Achieving the Australian dream and owning a home is continually slipping from the reach of young first home buyers. As a mother of three adult children, I know this firsthand, and I speak to families in my electorate who do as well. The capacity to save for a house deposit while you are in the casual workforce is absolutely untenable. It is untenable that we would think that young people can be in those circumstances and save for a house. As they move from job to job, from workplace to workplace, and then spend time checking to see if their superannuation is actually being paid, we're a far cry from the stability of some of the communities those opposite may live in, where people have well-paid jobs, where people are not in casual employment and where people are having their superannuation paid in the first place.
We know that a former Reserve Bank governor, Bernie Fraser, has spoken against the current housing tax arrangements, calling them 'manifestly unfair'. Labor has put policies before this government that could assist in decreasing the cost of housing in this country and could allow young people to not be bidding against investors at every auction across my electorate. These are policies that this government should adopt. Two-thirds of those who negatively gear are on a taxable income of $80,000 or less. While they represent a large proportion of those who negatively gear, they only represent eight per cent of the population and only make up to 58 per cent of the negative gearing benefit. The top 20 per cent of income earners receive around half of the negative gearing benefit, and the top 10 per cent of income earners merely receive 70 per cent of the benefit. We can see that negative gearing disproportionately benefits a small wealthy minority. Changes, therefore, would manifestly assist the large majority. Limiting the use of negative gearing to newly built homes would result in a boost to housing supply while slowing the explosion in housing prices in established areas. As someone who represents a growth corridor, I can say that this policy would work for our community. We would see people continue to be employed in the housing building industry, while pressure on the middle wing of suburbs would be reduced. These changes would provide an extra $32 billion to the budget bottom line over 10 years.

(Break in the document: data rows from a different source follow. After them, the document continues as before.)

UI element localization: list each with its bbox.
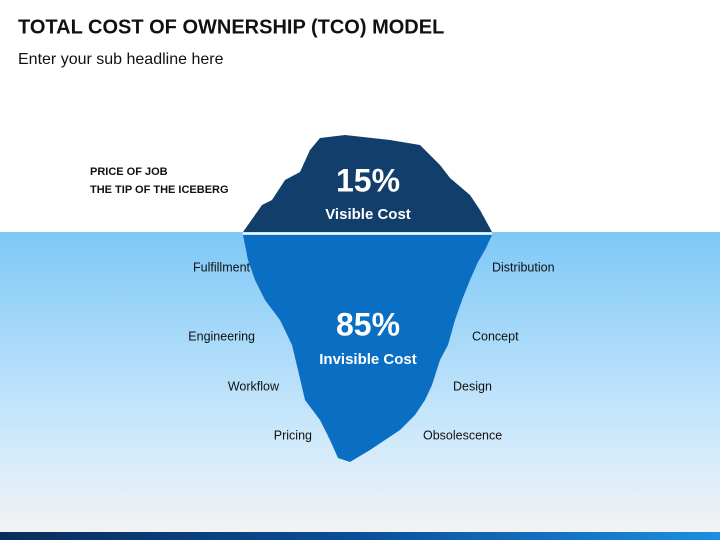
base-percent: 85%: [336, 306, 400, 342]
left-label: Engineering: [188, 329, 255, 343]
tip-caption: Visible Cost: [325, 206, 411, 223]
left-label: Workflow: [228, 379, 280, 393]
left-label: Fulfillment: [193, 260, 250, 274]
note: THE TIP OF THE ICEBERG: [90, 184, 229, 196]
footer-bar: [0, 532, 720, 540]
right-label: Concept: [472, 329, 519, 343]
subtitle: Enter your sub headline here: [18, 51, 224, 68]
iceberg-base: [243, 235, 492, 462]
left-label: Pricing: [274, 428, 312, 442]
right-label: Distribution: [492, 260, 555, 274]
iceberg-tip: [243, 135, 492, 232]
right-label: Obsolescence: [423, 428, 502, 442]
tip-percent: 15%: [336, 162, 400, 198]
note: PRICE OF JOB: [90, 166, 168, 178]
base-caption: Invisible Cost: [319, 351, 417, 368]
right-label: Design: [453, 379, 492, 393]
title: TOTAL COST OF OWNERSHIP (TCO) MODEL: [18, 16, 444, 38]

This government continues to ignore the needs of the majority of Australians in order to support big business. This piece of legislation is about kicking the can down the road on housing affordability. It is about hoping that the headlines go away. Those opposite are living in a dream. The number of young people who can afford a house is dwindling every day, and the number of those in my electorate who are worried about this, concerned about this and prepared to talk about this is growing every day. I urge this government to adopt Labor's policies, to do something real about housing affordability in this country.